By 1950 he was going blind and had to give up his job. He lived in a throuple with his wife and his secretary, Gitla Fish, who moved to live with him and his wife. He is buried in the Kiryat-Shaul cemetery in Tel Aviv under the name Karl Meir Baer.

==Book and film==

As part of his analysis and therapy, Baer wrote notes for Hirschfeld on his experiences growing up as a girl while feeling inside that he was male. He and Hirschfeld together worked up these notes into the semi-fictional, semi-autobiographical Aus eines Mannes Mädchenjahren, "Memoirs of a man's maiden years", published in 1907 under the pseudonym N.O. Body. Details of Baer's background were also changed to prevent readers identifying him from the text. Hirschfeld, a keen advocate of the notion of a 'third sex', to which anyone uncomfortable with gender norms or sexual dichotomy could attribute themselves, hoped the book would explain the dilemma that many intersexed children suffered when forced into a two-gender system. The book went through several reprints and translations, earning Baer a continuing income in later life. Later editions, especially those published after the First World War, were rewritten in light of shifts in social acceptance and to fulfil new social and political aims.

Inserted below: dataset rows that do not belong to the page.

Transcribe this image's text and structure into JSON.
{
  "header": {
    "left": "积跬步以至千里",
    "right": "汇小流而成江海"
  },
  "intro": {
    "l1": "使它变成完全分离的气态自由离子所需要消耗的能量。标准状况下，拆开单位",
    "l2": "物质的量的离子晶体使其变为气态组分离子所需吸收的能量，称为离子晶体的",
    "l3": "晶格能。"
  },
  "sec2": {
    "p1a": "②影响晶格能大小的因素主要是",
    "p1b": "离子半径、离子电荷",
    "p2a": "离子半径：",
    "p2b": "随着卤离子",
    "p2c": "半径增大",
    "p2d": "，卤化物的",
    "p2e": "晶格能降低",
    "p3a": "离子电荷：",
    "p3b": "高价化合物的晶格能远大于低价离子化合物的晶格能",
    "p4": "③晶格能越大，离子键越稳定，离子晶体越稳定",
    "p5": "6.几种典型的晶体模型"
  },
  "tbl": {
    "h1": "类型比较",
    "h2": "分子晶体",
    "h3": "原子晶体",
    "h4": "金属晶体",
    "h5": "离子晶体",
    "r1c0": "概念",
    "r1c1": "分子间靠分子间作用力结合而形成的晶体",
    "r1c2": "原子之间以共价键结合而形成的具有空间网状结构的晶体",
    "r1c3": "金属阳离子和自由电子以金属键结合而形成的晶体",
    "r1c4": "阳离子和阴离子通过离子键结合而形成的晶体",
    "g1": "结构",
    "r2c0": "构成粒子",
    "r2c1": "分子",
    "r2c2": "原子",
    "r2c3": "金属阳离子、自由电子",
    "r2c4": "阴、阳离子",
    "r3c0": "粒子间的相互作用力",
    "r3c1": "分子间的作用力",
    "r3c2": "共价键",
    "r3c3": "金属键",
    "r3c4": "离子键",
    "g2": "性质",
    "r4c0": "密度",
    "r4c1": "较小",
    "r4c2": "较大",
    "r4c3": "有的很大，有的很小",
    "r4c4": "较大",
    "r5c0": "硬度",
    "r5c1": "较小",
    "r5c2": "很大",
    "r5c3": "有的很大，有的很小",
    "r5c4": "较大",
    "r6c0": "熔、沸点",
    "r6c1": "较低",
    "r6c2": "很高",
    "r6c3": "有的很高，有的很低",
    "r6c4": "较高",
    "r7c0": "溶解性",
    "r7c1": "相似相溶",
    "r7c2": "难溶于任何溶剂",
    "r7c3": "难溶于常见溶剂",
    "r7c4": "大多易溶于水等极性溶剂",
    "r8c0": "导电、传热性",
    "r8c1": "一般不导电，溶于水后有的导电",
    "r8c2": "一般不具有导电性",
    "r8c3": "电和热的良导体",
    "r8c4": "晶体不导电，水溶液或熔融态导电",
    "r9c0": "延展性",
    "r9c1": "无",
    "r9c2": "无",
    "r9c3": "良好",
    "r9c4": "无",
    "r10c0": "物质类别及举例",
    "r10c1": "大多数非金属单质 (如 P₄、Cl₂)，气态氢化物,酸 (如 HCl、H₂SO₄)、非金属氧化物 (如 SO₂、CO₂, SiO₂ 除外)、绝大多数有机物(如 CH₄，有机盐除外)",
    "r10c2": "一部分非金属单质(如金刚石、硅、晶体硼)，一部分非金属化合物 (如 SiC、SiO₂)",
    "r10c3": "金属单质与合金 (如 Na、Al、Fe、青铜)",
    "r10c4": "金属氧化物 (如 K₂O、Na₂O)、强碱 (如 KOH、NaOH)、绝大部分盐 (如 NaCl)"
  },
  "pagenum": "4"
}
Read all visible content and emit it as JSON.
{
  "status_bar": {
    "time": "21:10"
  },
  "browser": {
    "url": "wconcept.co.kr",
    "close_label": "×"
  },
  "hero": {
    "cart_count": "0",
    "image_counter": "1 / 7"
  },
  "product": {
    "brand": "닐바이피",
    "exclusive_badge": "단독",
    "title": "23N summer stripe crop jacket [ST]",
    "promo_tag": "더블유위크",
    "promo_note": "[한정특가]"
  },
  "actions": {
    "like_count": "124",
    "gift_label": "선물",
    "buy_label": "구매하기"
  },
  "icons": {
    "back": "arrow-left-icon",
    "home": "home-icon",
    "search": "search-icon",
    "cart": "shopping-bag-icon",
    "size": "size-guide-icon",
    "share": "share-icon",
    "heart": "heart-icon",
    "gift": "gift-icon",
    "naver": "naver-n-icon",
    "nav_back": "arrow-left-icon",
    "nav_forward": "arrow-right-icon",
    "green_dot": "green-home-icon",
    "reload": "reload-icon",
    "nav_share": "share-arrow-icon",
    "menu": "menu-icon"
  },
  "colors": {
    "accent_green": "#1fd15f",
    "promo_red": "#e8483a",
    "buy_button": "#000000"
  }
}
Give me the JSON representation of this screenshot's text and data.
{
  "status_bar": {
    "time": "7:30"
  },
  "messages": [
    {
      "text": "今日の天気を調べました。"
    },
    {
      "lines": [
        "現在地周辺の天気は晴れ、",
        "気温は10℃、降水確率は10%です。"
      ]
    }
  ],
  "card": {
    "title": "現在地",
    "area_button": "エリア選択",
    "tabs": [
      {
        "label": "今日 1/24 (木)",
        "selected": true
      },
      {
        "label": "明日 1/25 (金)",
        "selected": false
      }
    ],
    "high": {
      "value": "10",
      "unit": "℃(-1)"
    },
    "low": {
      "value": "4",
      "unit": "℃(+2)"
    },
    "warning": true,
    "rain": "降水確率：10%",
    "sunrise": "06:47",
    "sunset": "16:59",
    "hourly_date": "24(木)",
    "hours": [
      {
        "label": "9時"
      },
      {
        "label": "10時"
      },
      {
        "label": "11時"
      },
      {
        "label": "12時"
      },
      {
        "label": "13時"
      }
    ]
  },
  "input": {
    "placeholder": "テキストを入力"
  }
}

In 1919 Karl Grune adapted Baer's book into a fictional autobiography, and into the script for a silent film starring the German actress Erika Glässner (1890–1959) as "Nobody". No copy of the film seems to have survived the Nazi period and Second World War.

Historian and writer Hermann Simon, whose aunts and mother were friends of Baer and his wife, wrote a small book, Wer ist Nobody? ("Who is Nobody?") for inclusion in a 1993 print edition of Aus eines Mannes Mädchenjahren.

An English translation by Deborah Simon, based on a German post-war reprint, was published in 2005 under the name Memoirs of a Man's Maiden Years.

In March 2026, a French translation of the book was published by Seuil, titled "Mémoires des années de jeune fille d'un homme," along with an essay by the French-based Spanish philosopher Paul Preciado.